Sometimes I stare at pictures of those lovely women lost in time with their perfectly delicate curls complementing their face. Their eyelashes are always so natural and delicate. They wear ruffles that flow perfectly at the seam complementing their small waist. In every picture or painting you see of them they always look so surreal and majestic. I love their purity and calmness as if no problem could hurt them. It’s as if their beauty is a weapon of its own cutting into people’s hearts and melting them. They always speak so softly and serenely. Lace, dresses, pastels, parasols, gardens, and flowers. They’re the living spring, the closest beauty to an angel.

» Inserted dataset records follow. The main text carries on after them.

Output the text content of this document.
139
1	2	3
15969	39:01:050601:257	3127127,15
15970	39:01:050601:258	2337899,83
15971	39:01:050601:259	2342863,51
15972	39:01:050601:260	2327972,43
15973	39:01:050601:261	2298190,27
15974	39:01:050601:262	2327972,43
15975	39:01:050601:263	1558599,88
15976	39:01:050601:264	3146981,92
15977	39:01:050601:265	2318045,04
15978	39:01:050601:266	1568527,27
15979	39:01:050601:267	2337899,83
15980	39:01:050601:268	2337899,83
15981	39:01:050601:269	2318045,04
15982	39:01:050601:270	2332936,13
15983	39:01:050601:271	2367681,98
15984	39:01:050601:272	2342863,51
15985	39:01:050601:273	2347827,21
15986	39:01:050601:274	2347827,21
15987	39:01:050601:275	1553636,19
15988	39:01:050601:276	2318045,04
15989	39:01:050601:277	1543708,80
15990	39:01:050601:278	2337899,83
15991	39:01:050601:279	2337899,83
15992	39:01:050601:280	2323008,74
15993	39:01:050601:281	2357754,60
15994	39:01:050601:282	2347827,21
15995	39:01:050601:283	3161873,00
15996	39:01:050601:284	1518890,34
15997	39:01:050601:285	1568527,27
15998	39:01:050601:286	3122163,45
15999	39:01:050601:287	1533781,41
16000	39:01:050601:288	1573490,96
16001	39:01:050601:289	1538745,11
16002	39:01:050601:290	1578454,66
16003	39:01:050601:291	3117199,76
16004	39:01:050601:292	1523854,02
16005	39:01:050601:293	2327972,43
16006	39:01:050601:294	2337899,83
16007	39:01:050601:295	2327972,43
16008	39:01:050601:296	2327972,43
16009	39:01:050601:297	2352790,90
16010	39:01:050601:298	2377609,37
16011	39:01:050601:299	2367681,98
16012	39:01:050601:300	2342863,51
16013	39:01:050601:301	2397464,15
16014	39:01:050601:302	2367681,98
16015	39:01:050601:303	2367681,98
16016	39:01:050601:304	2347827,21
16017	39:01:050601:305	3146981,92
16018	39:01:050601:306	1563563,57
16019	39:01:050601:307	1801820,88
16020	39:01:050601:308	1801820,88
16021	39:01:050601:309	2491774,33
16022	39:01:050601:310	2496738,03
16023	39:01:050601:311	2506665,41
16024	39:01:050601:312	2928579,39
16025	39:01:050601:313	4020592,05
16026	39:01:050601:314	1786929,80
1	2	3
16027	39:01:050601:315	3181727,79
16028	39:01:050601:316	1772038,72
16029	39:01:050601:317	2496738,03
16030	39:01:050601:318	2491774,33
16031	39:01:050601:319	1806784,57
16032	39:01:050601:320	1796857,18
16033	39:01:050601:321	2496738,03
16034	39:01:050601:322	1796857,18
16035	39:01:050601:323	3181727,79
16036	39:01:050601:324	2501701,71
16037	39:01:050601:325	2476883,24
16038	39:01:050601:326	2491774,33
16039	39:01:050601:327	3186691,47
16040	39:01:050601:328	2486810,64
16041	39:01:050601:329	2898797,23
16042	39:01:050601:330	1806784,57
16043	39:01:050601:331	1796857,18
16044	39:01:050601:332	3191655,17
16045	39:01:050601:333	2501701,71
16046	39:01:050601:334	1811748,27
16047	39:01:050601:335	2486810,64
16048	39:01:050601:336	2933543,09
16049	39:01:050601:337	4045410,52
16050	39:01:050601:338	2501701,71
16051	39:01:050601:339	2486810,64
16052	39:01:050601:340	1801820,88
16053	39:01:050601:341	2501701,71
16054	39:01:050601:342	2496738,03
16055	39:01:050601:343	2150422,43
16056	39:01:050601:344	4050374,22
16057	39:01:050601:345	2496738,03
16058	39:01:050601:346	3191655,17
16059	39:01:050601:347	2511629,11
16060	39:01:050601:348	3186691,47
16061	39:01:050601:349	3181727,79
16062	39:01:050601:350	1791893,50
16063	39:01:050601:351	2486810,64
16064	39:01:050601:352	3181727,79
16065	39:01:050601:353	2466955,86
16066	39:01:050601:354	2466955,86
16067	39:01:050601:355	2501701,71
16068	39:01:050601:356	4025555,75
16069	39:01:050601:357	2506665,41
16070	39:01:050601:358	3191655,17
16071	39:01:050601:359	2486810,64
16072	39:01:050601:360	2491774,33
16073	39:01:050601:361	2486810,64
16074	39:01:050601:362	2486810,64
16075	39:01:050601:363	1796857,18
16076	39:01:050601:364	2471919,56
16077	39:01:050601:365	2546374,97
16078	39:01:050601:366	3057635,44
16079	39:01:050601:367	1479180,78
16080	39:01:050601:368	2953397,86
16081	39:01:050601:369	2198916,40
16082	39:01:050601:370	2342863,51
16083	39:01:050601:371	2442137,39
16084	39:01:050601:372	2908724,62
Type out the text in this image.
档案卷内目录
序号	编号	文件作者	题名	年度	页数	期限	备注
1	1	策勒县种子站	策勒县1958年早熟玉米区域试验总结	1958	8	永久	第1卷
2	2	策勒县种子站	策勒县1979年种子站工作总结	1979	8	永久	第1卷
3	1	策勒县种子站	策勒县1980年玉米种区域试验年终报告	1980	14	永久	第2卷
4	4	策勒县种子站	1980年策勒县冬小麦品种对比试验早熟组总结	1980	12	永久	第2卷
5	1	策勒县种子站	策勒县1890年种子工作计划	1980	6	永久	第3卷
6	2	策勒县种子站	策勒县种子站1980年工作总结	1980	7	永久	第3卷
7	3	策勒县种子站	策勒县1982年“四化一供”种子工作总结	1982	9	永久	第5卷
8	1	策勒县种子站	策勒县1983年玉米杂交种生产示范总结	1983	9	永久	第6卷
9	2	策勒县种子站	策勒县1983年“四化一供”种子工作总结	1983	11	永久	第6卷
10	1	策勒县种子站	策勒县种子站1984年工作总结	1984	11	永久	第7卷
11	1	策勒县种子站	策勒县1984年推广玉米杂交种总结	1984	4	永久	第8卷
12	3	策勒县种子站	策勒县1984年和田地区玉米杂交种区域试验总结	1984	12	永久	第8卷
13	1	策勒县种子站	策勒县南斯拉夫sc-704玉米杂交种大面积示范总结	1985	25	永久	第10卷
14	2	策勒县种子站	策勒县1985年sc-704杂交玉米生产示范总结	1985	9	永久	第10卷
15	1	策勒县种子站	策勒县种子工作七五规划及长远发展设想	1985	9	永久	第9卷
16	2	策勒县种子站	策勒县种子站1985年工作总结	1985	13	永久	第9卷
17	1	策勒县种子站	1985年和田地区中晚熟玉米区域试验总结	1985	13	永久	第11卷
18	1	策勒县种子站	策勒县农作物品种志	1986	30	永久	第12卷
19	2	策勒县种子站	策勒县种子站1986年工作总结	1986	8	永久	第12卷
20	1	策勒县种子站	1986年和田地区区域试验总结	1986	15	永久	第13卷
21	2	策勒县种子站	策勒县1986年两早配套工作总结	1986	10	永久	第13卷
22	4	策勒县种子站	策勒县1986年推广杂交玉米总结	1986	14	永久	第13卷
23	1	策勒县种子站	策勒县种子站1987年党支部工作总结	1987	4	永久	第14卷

Sometimes I wonder where that beauty has gone or if it ever really existed in the first place. Afterall, pictures can always be so deceiving of how a person truly is.
I wish I could be a perfect painting. I want to be every beautiful color on that paper and I want to look at peace for once in my life. Maybe if I was a painting I could stop thinking so much. All I’d do is get admired and eventually discarded. It doesn’t sound like much but I could be captured in any moment or memory forever. Freeze time in my most perfect and happy self. It sounds like the most suffocating dream. I guess it shows how much I wish I was perfect and how badly I wish I could stay happy.
Tie me up in lace and put flowers in my eyes. Use my body as a vase and let white roses turn red from my blood. I want to be consumed in something beautiful.
Beauty
Admiration
Adoration
Yearn
I yearn for peace from peaceful things.
I yearn for peace from pain.
Whether you dressed me up or dressed a corpse all I want is to be free. Free like those women in paintings who have been swinging on the same swing in their most beautiful dress and flowing hair for hundreds of years. How envious I am of them. They just smile and when their painting is thrown out they die as their most beautiful self. It’s not fair. I have to live through this confusion and fog. Why couldn’t I be the beautiful woman wearing pearls and white gloves.